Пляж на Эльтигене — страница 16 из 55

— Так в любой войне кто-то первым нападает, — проговорила она, удивляясь какой-то необъяснимой, неуправляемой досаде, которая возникла и расстраивала ее. Настроение упало после сводки, обкатанные формулировки, которыми сыпал Вихляй, вызывали одно лишь раздражение. — Уж четвертый месяц воюем. Сколько мы должны раскачиваться и настраиваться?

Впервые слова Поленьки задели, казалось, Вихляя за живое. Лицо его стало тверже, глаза сузились.

— Ты не знаешь, что мужчинам приходится выдерживать, — произнес он после некоторого молчания. — Я насмотрелся за войну и подумал: за одно то, что мужчинам приходится выносить, женщины должны всю жизнь их обхаживать, заботиться не покладая рук…

— Ах! Ах! — сказала Поленька. — Когда мы в Храмцеве хоронили Раечку Шамракулову, мать троих детей, и других женщин, убитых фашистским летчиком, я думала об обратном. Что же мы, как Кутузов, Москву сдадим? По-другому воевать не умеем?

— Никто Москву не думает сдавать, — сказал Вихляй. — А немца бьют! Гитлер хотел к этому времени войну уже закончить. А где он сейчас?

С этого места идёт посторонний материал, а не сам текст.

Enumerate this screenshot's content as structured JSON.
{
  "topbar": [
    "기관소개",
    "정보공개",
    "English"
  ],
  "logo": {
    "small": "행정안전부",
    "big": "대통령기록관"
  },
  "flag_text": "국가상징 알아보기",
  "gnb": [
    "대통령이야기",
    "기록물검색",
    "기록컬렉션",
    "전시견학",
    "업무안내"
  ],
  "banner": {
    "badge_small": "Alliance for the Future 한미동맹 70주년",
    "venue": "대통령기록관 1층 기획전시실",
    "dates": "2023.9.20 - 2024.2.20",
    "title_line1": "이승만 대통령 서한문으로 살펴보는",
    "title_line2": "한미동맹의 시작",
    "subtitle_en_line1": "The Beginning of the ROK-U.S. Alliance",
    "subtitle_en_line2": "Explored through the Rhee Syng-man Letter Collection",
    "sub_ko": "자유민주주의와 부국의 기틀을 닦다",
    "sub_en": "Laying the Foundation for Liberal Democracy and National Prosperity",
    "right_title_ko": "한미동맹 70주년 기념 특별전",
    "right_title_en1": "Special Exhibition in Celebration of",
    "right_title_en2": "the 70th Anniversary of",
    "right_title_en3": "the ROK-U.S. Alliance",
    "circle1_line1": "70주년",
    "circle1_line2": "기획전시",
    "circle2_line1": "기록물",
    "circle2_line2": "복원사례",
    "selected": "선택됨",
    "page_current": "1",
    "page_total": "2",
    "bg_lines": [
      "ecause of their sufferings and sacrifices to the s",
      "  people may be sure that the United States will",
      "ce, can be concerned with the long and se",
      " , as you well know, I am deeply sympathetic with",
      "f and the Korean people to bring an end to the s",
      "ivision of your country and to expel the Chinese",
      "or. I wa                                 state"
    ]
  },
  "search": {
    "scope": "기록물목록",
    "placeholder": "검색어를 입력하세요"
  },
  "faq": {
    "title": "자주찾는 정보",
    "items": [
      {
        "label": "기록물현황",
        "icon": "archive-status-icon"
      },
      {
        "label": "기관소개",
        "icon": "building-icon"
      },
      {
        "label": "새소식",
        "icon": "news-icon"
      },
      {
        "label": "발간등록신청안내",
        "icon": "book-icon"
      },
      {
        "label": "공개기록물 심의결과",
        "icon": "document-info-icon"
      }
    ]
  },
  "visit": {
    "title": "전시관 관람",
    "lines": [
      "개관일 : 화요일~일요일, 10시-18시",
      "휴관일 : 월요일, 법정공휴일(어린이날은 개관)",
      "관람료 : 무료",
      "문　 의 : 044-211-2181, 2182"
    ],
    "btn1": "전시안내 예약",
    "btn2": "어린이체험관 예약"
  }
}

Поленька встала, сняла с плиты чайник. Она хоть понимала, что не только от Вихляя зависит, сдавать или не сдавать Москву, но его слова почему-то успокаивали.

Вихляй стал расспрашивать про Лену Широкову, про Лизку Мельникову, про других девчат и ребят. Поленька отвечала на его вопросы, стоя у плиты, рассказывала про школьного учителя физики Загогулю, который ушел на фронт, бросился в бою под танк и посмертно получил орден Красного Знамени.

— На самом деле у него была вполне нормальная фамилия, — сказала Поленька. — Но ребята его не любили и прозвали Загогулей.

— Сомов была его фамилия, — подсказал Вихляй. — Он страшно радовался, когда ученики отвечали правильно, и этим свой авторитет загубил навсегда.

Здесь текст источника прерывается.